The operator suggested an emergency brake.
“Ma’am, I’m not going to do that at 100 mph, I’m sorry,” he said. “I’m sorry.”
It wasn’t the rush hour, but there was still traffic.
“Get out of the way!” the operator could hear Cooper yelling.
Cooper sped out of Martin County and through St. Lucie County. As he reached Indian River County, law enforcement deployed stop sticks to blow his tires. He avoided them, ABC News reported.
The second attempt blew two tires on the right side, which slowed the car to about 60 mph, the Florida Highway Patrol stated.
More stop sticks blew the remaining two tires on the left side. The car slowed down to 40 mph.
“The vehicle was traveling on all 4 rims with no tire,” the highway patrol said.
The pursuing officers then performed a PIT maneuver, according to WPTV, during which the pursuing car bumps the rear of the pursued car to the side forcing the pursued car to turn sideways and lose control. The car started to swerve and then came to a stop on the inside lane—after about 40 miles.

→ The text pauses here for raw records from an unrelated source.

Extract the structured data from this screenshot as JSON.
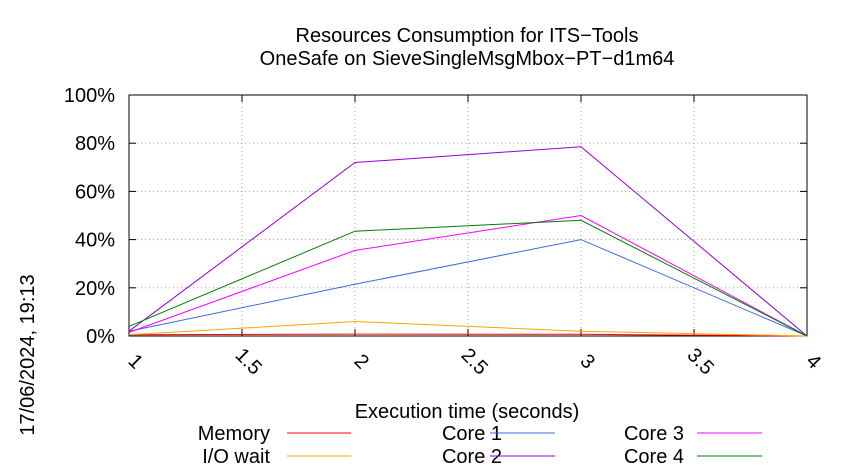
{
  "chart_data": {
    "type": "line",
    "title": "Resources Consumption for ITS−Tools",
    "subtitle": "OneSafe on SieveSingleMsgMbox−PT−d1m64",
    "xlabel": "Execution time (seconds)",
    "ylabel": "",
    "timestamp": "17/06/2024, 19:13",
    "xlim": [
      1,
      4
    ],
    "ylim": [
      0,
      100
    ],
    "x_ticks": [
      "1",
      "1.5",
      "2",
      "2.5",
      "3",
      "3.5",
      "4"
    ],
    "x_tick_values": [
      1,
      1.5,
      2,
      2.5,
      3,
      3.5,
      4
    ],
    "y_ticks": [
      "0%",
      "20%",
      "40%",
      "60%",
      "80%",
      "100%"
    ],
    "y_tick_values": [
      0,
      20,
      40,
      60,
      80,
      100
    ],
    "grid": true,
    "legend_position": "bottom",
    "series": [
      {
        "name": "Memory",
        "color": "#ff0000",
        "x": [
          1,
          2,
          3,
          4
        ],
        "values": [
          0.5,
          0.8,
          0.7,
          0
        ]
      },
      {
        "name": "I/O wait",
        "color": "#ffa500",
        "x": [
          1,
          2,
          3,
          4
        ],
        "values": [
          0.5,
          6,
          2,
          0
        ]
      },
      {
        "name": "Core 1",
        "color": "#4169e1",
        "x": [
          1,
          2,
          3,
          4
        ],
        "values": [
          2,
          21.5,
          40,
          0
        ]
      },
      {
        "name": "Core 2",
        "color": "#9400d3",
        "x": [
          1,
          2,
          3,
          4
        ],
        "values": [
          2,
          72,
          78.5,
          0
        ]
      },
      {
        "name": "Core 3",
        "color": "#ff00ff",
        "x": [
          1,
          2,
          3,
          4
        ],
        "values": [
          1.5,
          35.5,
          50,
          0
        ]
      },
      {
        "name": "Core 4",
        "color": "#008000",
        "x": [
          1,
          2,
          3,
          4
        ],
        "values": [
          4,
          43.5,
          48,
          0
        ]
      }
    ]
  }
}
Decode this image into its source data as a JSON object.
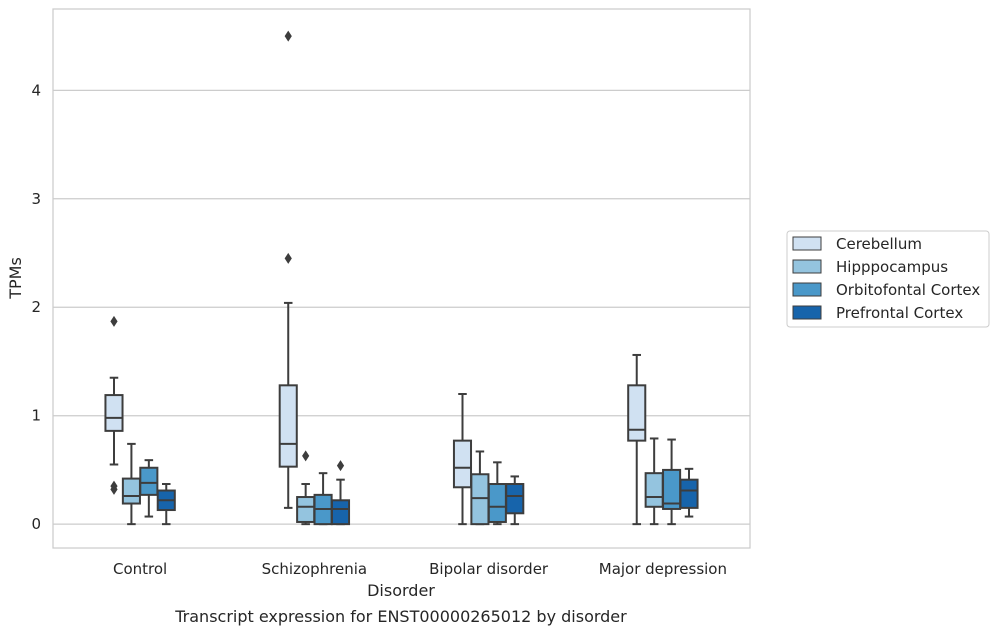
{
  "caption": "Transcript expression for ENST00000265012 by disorder",
  "chart_data": {
    "type": "box",
    "title": "",
    "xlabel": "Disorder",
    "ylabel": "TPMs",
    "ylim": [
      -0.22,
      4.75
    ],
    "yticks": [
      0,
      1,
      2,
      3,
      4
    ],
    "grid": "horizontal",
    "legend_position": "right",
    "categories": [
      "Control",
      "Schizophrenia",
      "Bipolar disorder",
      "Major depression"
    ],
    "series": [
      {
        "name": "Cerebellum",
        "color": "#d0e1f2",
        "boxes": [
          {
            "whislo": 0.55,
            "q1": 0.86,
            "med": 0.98,
            "q3": 1.19,
            "whishi": 1.35,
            "fliers": [
              1.87,
              0.35,
              0.32
            ]
          },
          {
            "whislo": 0.15,
            "q1": 0.53,
            "med": 0.74,
            "q3": 1.28,
            "whishi": 2.04,
            "fliers": [
              4.5,
              2.45
            ]
          },
          {
            "whislo": 0.0,
            "q1": 0.34,
            "med": 0.52,
            "q3": 0.77,
            "whishi": 1.2,
            "fliers": []
          },
          {
            "whislo": 0.0,
            "q1": 0.77,
            "med": 0.87,
            "q3": 1.28,
            "whishi": 1.56,
            "fliers": []
          }
        ]
      },
      {
        "name": "Hipppocampus",
        "color": "#94c4df",
        "boxes": [
          {
            "whislo": 0.0,
            "q1": 0.19,
            "med": 0.26,
            "q3": 0.42,
            "whishi": 0.74,
            "fliers": []
          },
          {
            "whislo": 0.0,
            "q1": 0.02,
            "med": 0.16,
            "q3": 0.25,
            "whishi": 0.37,
            "fliers": [
              0.63
            ]
          },
          {
            "whislo": 0.0,
            "q1": 0.0,
            "med": 0.24,
            "q3": 0.46,
            "whishi": 0.67,
            "fliers": []
          },
          {
            "whislo": 0.0,
            "q1": 0.16,
            "med": 0.25,
            "q3": 0.47,
            "whishi": 0.79,
            "fliers": []
          }
        ]
      },
      {
        "name": "Orbitofontal Cortex",
        "color": "#4a98c9",
        "boxes": [
          {
            "whislo": 0.07,
            "q1": 0.27,
            "med": 0.38,
            "q3": 0.52,
            "whishi": 0.59,
            "fliers": []
          },
          {
            "whislo": 0.0,
            "q1": 0.0,
            "med": 0.14,
            "q3": 0.27,
            "whishi": 0.47,
            "fliers": []
          },
          {
            "whislo": 0.0,
            "q1": 0.02,
            "med": 0.16,
            "q3": 0.37,
            "whishi": 0.57,
            "fliers": []
          },
          {
            "whislo": 0.0,
            "q1": 0.14,
            "med": 0.19,
            "q3": 0.5,
            "whishi": 0.78,
            "fliers": []
          }
        ]
      },
      {
        "name": "Prefrontal Cortex",
        "color": "#1764ab",
        "boxes": [
          {
            "whislo": 0.0,
            "q1": 0.13,
            "med": 0.22,
            "q3": 0.31,
            "whishi": 0.37,
            "fliers": []
          },
          {
            "whislo": 0.0,
            "q1": 0.0,
            "med": 0.14,
            "q3": 0.22,
            "whishi": 0.41,
            "fliers": [
              0.54
            ]
          },
          {
            "whislo": 0.0,
            "q1": 0.1,
            "med": 0.26,
            "q3": 0.37,
            "whishi": 0.44,
            "fliers": []
          },
          {
            "whislo": 0.07,
            "q1": 0.15,
            "med": 0.31,
            "q3": 0.41,
            "whishi": 0.51,
            "fliers": []
          }
        ]
      }
    ]
  }
}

The car was towed away, while Cooper was taken to the Indian River Medical Center with chest pain.
“Thank God in this situation nobody got hurt,” Lt. Alvaro Feola of the highway patrol said.
BMW North America spokesman Thomas Plucinsky stated in an email, “the scenario described is implausible to BMW,” based on the media reports they’ve seen.
The car uses an electronic gas pedal constructed to prevent it from being jammed by the floor mat or an object, he said. It also “uses software logic to override the accelerator whenever the brake pedal is pressed while driving,” Plucinsky said. “This fail-safe software means that if the vehicle detects that both pedals are depressed, the on-board electronics will reduce engine power so that the driver may stop safely.”
He also suggested switching the transmission to neutral or shutting off the ignition without removing the key would have allowed the driver to coast the car to a stop.
The company “would be happy to work with the Florida State Police to investigate the cause of this incident,” he said.